© Hichem Daes

Un gars et une fille se promènent. Rien à faire du public : ils discutent sur le plateau et dans les couloirs devant et derrière (leur voix devenant un murmure), de sorte que la scène n’est qu’un maigre passage sur leur chemin. À moins qu’elle n’ait ceci de particulier : la scène (sur laquelle on monte) appelle la scène (sur laquelle on joue). Chacun des deux personnages, Tristan et Marceline — le premier en combinaison de plongée, baskets assorties et casquette rose, la seconde en cape royale ringarde — va chercher à faire son intéressant sur la scène. Entendre : il faut faire son intéressant sur scène (peut-être même créer une situation), sans quoi l’autre part.

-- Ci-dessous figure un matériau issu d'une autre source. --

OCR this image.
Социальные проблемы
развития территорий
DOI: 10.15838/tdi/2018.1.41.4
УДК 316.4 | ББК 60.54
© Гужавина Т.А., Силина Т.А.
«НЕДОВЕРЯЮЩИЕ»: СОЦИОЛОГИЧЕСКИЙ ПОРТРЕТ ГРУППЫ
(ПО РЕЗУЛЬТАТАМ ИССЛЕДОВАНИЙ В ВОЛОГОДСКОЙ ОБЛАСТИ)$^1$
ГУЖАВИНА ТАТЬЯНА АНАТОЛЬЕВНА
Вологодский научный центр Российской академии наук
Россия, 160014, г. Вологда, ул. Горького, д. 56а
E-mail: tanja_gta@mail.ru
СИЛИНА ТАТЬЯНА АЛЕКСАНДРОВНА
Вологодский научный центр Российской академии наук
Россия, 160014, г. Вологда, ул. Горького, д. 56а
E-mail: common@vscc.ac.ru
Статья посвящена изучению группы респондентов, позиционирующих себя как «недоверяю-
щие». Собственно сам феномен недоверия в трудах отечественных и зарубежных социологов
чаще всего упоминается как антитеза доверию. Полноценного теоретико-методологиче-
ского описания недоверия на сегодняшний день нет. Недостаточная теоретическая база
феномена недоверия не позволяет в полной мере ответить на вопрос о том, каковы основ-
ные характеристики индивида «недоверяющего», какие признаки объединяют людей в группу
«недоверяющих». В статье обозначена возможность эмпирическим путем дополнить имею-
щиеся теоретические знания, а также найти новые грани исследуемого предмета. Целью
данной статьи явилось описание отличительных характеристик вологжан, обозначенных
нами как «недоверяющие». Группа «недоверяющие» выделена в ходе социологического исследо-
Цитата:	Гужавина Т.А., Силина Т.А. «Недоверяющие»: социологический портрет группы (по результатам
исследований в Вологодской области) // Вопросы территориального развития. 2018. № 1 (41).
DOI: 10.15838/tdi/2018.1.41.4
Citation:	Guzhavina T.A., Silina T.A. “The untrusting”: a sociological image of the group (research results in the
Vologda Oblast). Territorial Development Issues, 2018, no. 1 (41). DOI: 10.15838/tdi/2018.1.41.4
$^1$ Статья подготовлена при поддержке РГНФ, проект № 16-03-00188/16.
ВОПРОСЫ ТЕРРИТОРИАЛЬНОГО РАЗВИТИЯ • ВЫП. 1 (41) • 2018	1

Si l’autre part, c’est la fin, c’est la mort assurée : pour faire son intéressant, l’un comme l’autre, bizarrement, ne parlent donc, en gros, que de la mort. Menaces de suicide (assaisonnées de descriptions médicamenteuses), assassinats de rongeurs, un petite gamme de convulsions et autres évanouissements : seule la mort, dirait-on, permet de faire vivre le plateau à coup sûr. Alors l’autre veut bien rester, et la discussion peut tranquillement reprendre sur scène et dans les couloirs ; jusqu’à ce que la parole s’ennuie d’elle-même, imposant au personnages de trouver une nouvelle cabriole mortifère. Le procédé est simple, mais percutant.

Il va sans dire que « Char d’assaut » est un spectacle comique : les deux comédiens (Stéphanie Goemaere et Aurélien Dubreuil-Lachaud) — élocution châtiée et démarches empêchées (l’un dans un costume trop serré et l’autre dans un costume trop large) — distraient autant le public qu’ils cherchent à se distraire eux-mêmes, le tout dans un univers qui se fiche bien de toute scénographie. À mesure qu’il ne se passe absolument rien, l’absurde 2.0 gagne en ampleur : rien ne sert de tendre l’oreille, car tout ce qui est dit pendant une heure n’a, au fond, aucune espèce d’importance. « Char d’assaut », spectacle délibérément couillon, qui ne prend, certes, pas trop de risques dramaturgiques, a l’intelligence de son genre : un doigt d’honneur, mais badigeonné de sucreries, gentiment administré entre deux bouffées de rire.